Difference Lists

.
Difference Lists  

A difference list is the conventional Prolog programmer terminology for list representations that have TWO components, a list and some tail of that list.

We have seen difference lists primarily in DCGs, as the two arguments added in the compiled rule procedure:

np --> det nom
compiles as:
np(In,Out) :- det(In,Mid), nom(Mid,Out).
In and Out are respectively the input string and the output string. For example, with the right grammar, we might call:
np([the,book,is, thick],_).
and Prolog might return:
np([the,book,is, thick],[is,thick]).
The In argument is bound to a list, and the Out argument to some tail.
Three ways
 

There are 3 ways of looking at difference lists, not really mutually exclusive, and all Prolog native. We will briefly mention all three and discuss the third a bit, because it bears on some grammar writing issues later in the course:

  1. Threaded argument: In, Out:
      Many prolog predicates have distinguished argument positions for some datastructure that is to be modified, where the modified data structure and the input data structure are NOT UNIFIABLE. These are often called threaded arguments, where the variable in the input (instantiated when the predicate is called) is conventionally called XIn, and the output in the output (uninstantiated when the predicate is called) is conventionally called XOut. For example when the in and out data structures are Prolog lists, we would have ListIn and List Out. For example:
      %%%%%%%%%%%%%%%%%%%% count_off/3 %%%%%%%%%%%%%%%%%%%%%%%%
      %%% Returns the nth tail of a list,
      %%%  For: count_off(0,ListIn,ListOut)
      %%%       ListIn=ListOut
      %%%  For: count_off(1,ListIn,ListOut)
      %%%       ListIn=[_|Tail1]
      %%%       ListOut=Tail1
      %%%  For: count_off(2,ListIn,ListOut)
      %%%       ListIn=[_,_|Tail2]
      %%%       ListOut=Tail2
      %%%%%%%%%%%%%%%%%%%%  and so on %%%%%%%%%%%%%%%%%%%%%%%%
      %%%           +   +      -
      %%% count_off(N, List, NthTail)
      count_off(0,Tail,Tail):- !.
      count_off(N,[_|Rest],Tail):- 
        M is N-1,
        count_off(M,Rest,Tail).
      
      Obviously np/2 above in its compiled form is another threaded-argument predicate:
      np([the,book,is,thick],[is,thick]).
      
  2. There is a natural way of representing positions in strings as integer indices:
      0   1   2   3   4
        the   book   is   thick  
    Each index represents a position "between words".

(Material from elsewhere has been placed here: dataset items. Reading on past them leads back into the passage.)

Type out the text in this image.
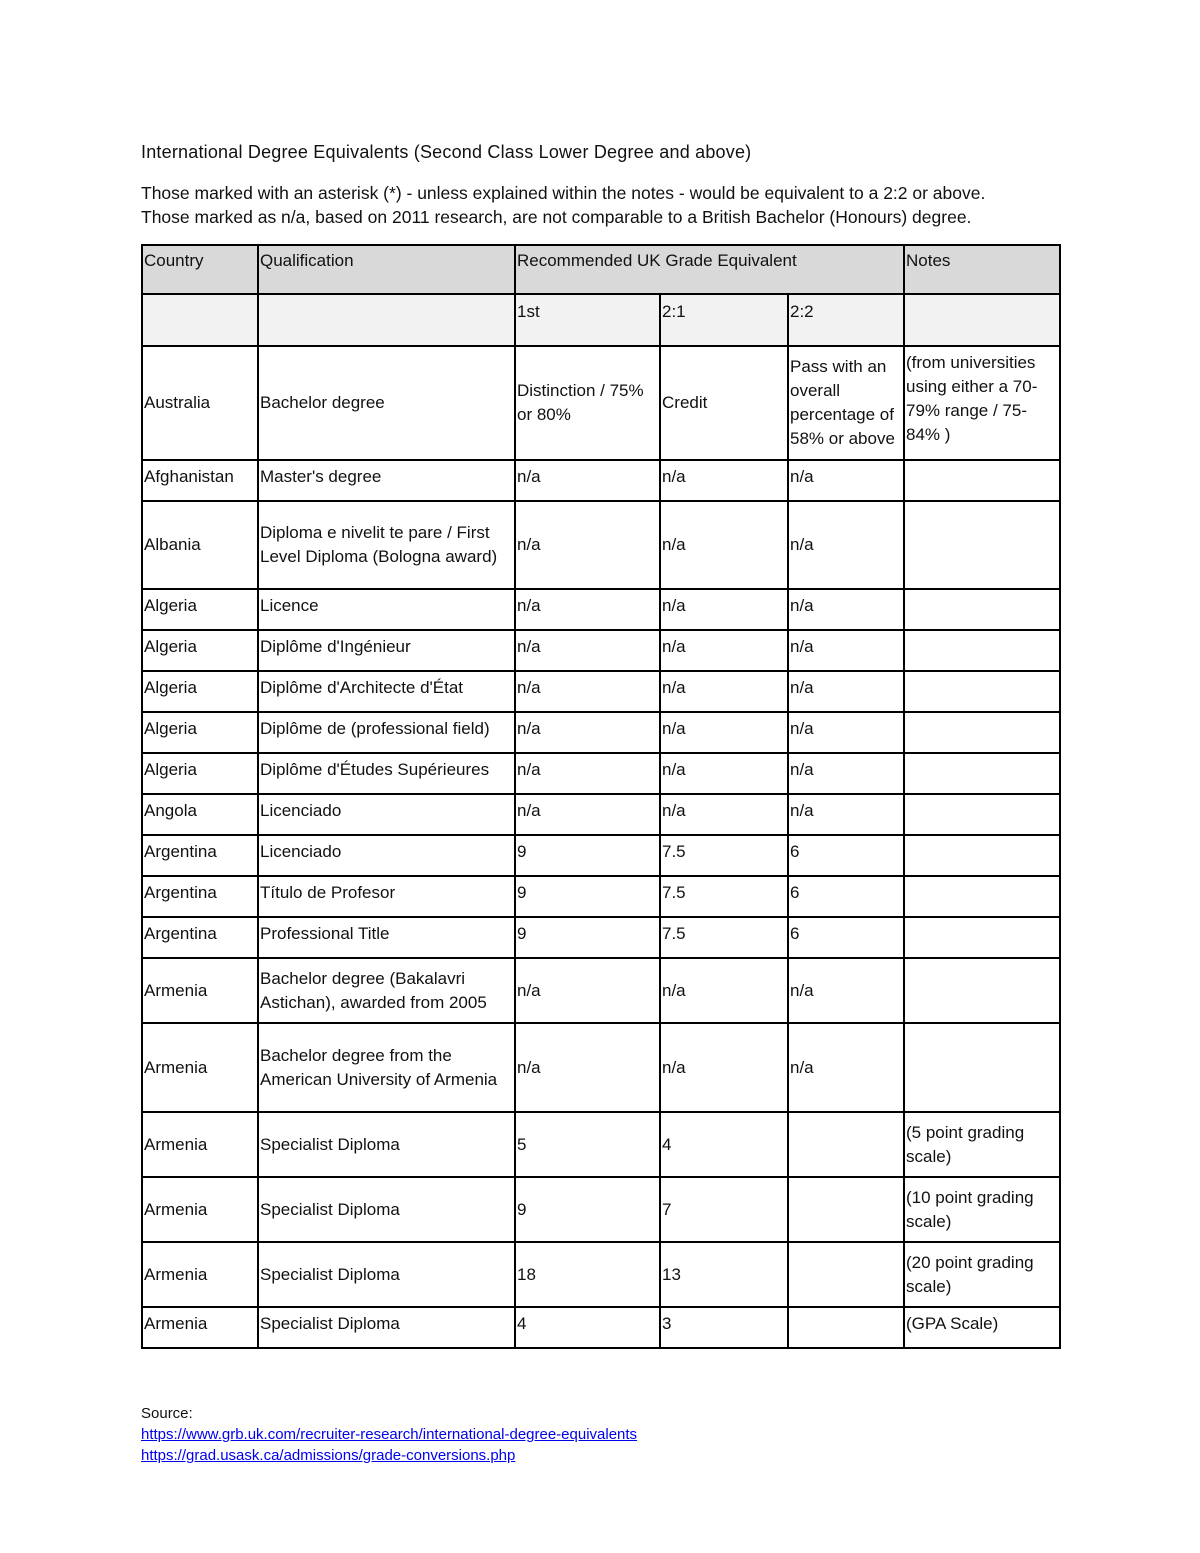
International Degree Equivalents (Second Class Lower Degree and above)

Those marked with an asterisk (*) - unless explained within the notes - would be equivalent to a 2:2 or above.

Those marked as n/a, based on 2011 research, are not comparable to a British Bachelor (Honours) degree.

Country	Qualification	Recommended UK Grade Equivalent			Notes
		1st	2:1	2:2	
Australia	Bachelor degree	Distinction / 75% or 80%	Credit	Pass with an overall percentage of 58% or above	(from universities using either a 70-79% range / 75-84% )
Afghanistan	Master's degree	n/a	n/a	n/a	
Albania	Diploma e nivelit te pare / First Level Diploma (Bologna award)	n/a	n/a	n/a	
Algeria	Licence	n/a	n/a	n/a	
Algeria	Diplôme d'Ingénieur	n/a	n/a	n/a	
Algeria	Diplôme d'Architecte d'État	n/a	n/a	n/a	
Algeria	Diplôme de (professional field)	n/a	n/a	n/a	
Algeria	Diplôme d'Études Supérieures	n/a	n/a	n/a	
Angola	Licenciado	n/a	n/a	n/a	
Argentina	Licenciado	9	7.5	6	
Argentina	Título de Profesor	9	7.5	6	
Argentina	Professional Title	9	7.5	6	
Armenia	Bachelor degree (Bakalavri Astichan), awarded from 2005	n/a	n/a	n/a	
Armenia	Bachelor degree from the American University of Armenia	n/a	n/a	n/a	
Armenia	Specialist Diploma	5	4		(5 point grading scale)
Armenia	Specialist Diploma	9	7		(10 point grading scale)
Armenia	Specialist Diploma	18	13		(20 point grading scale)
Armenia	Specialist Diploma	4	3		(GPA Scale)
Source:
https://www.grb.uk.com/recruiter-research/international-degree-equivalents
https://grad.usask.ca/admissions/grade-conversions.php
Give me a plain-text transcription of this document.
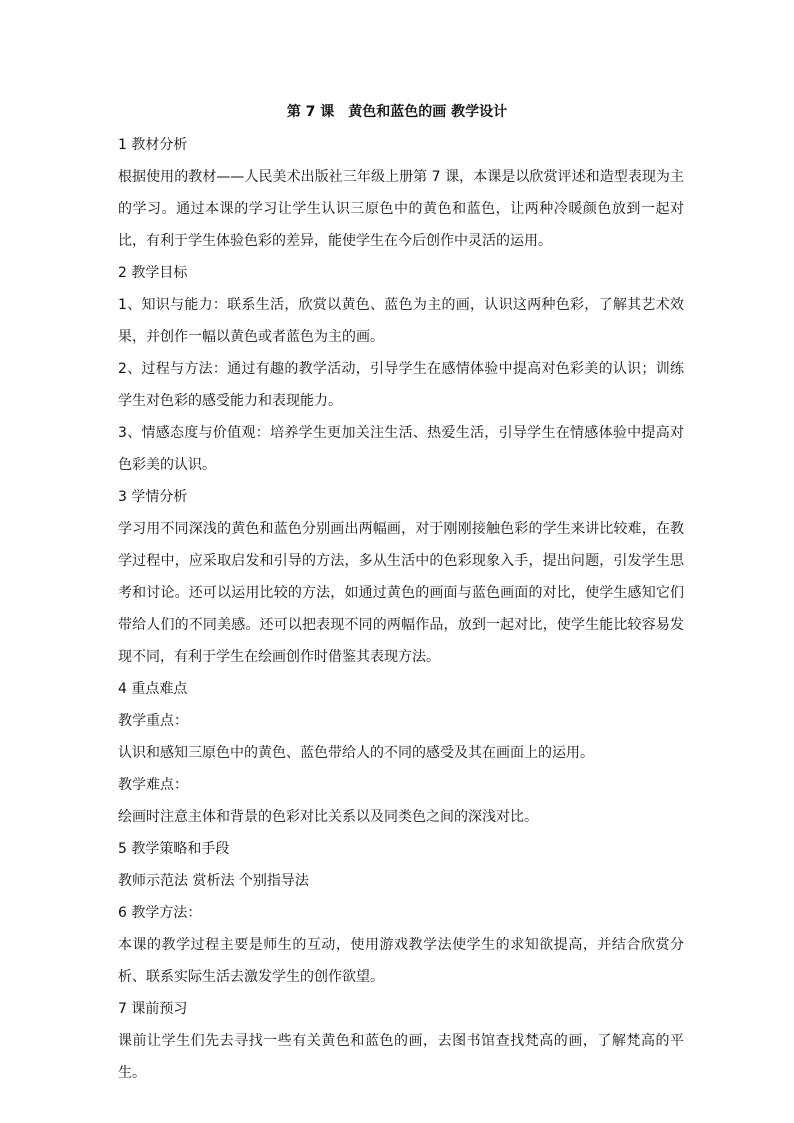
第 7 课　黄色和蓝色的画 教学设计

1 教材分析

根据使用的教材——人民美术出版社三年级上册第 7 课，本课是以欣赏评述和造型表现为主的学习。通过本课的学习让学生认识三原色中的黄色和蓝色，让两种冷暖颜色放到一起对比，有利于学生体验色彩的差异，能使学生在今后创作中灵活的运用。

2 教学目标

1、知识与能力：联系生活，欣赏以黄色、蓝色为主的画，认识这两种色彩，了解其艺术效果，并创作一幅以黄色或者蓝色为主的画。

2、过程与方法：通过有趣的教学活动，引导学生在感情体验中提高对色彩美的认识；训练学生对色彩的感受能力和表现能力。

3、情感态度与价值观：培养学生更加关注生活、热爱生活，引导学生在情感体验中提高对色彩美的认识。

3 学情分析

学习用不同深浅的黄色和蓝色分别画出两幅画，对于刚刚接触色彩的学生来讲比较难，在教学过程中，应采取启发和引导的方法，多从生活中的色彩现象入手，提出问题，引发学生思考和讨论。还可以运用比较的方法，如通过黄色的画面与蓝色画面的对比，使学生感知它们带给人们的不同美感。还可以把表现不同的两幅作品，放到一起对比，使学生能比较容易发现不同，有利于学生在绘画创作时借鉴其表现方法。

4 重点难点

教学重点：

认识和感知三原色中的黄色、蓝色带给人的不同的感受及其在画面上的运用。

教学难点：

绘画时注意主体和背景的色彩对比关系以及同类色之间的深浅对比。

5 教学策略和手段

教师示范法 赏析法 个别指导法

6 教学方法：

本课的教学过程主要是师生的互动，使用游戏教学法使学生的求知欲提高，并结合欣赏分析、联系实际生活去激发学生的创作欲望。

7 课前预习

课前让学生们先去寻找一些有关黄色和蓝色的画，去图书馆查找梵高的画，了解梵高的平生。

    Difference lists can also be thought of as an alternative way of representing positions in input strings, with the following kind of "translation" convention:

      Index List
      0 [the,book,is,thick]
      1 [book,is,thick]
      2 [is,thick]
      3 [thick]
      4 []
    Note that the tails representing each index are exactly what count_off/3 returns for the given index, given the entire input as ListIn.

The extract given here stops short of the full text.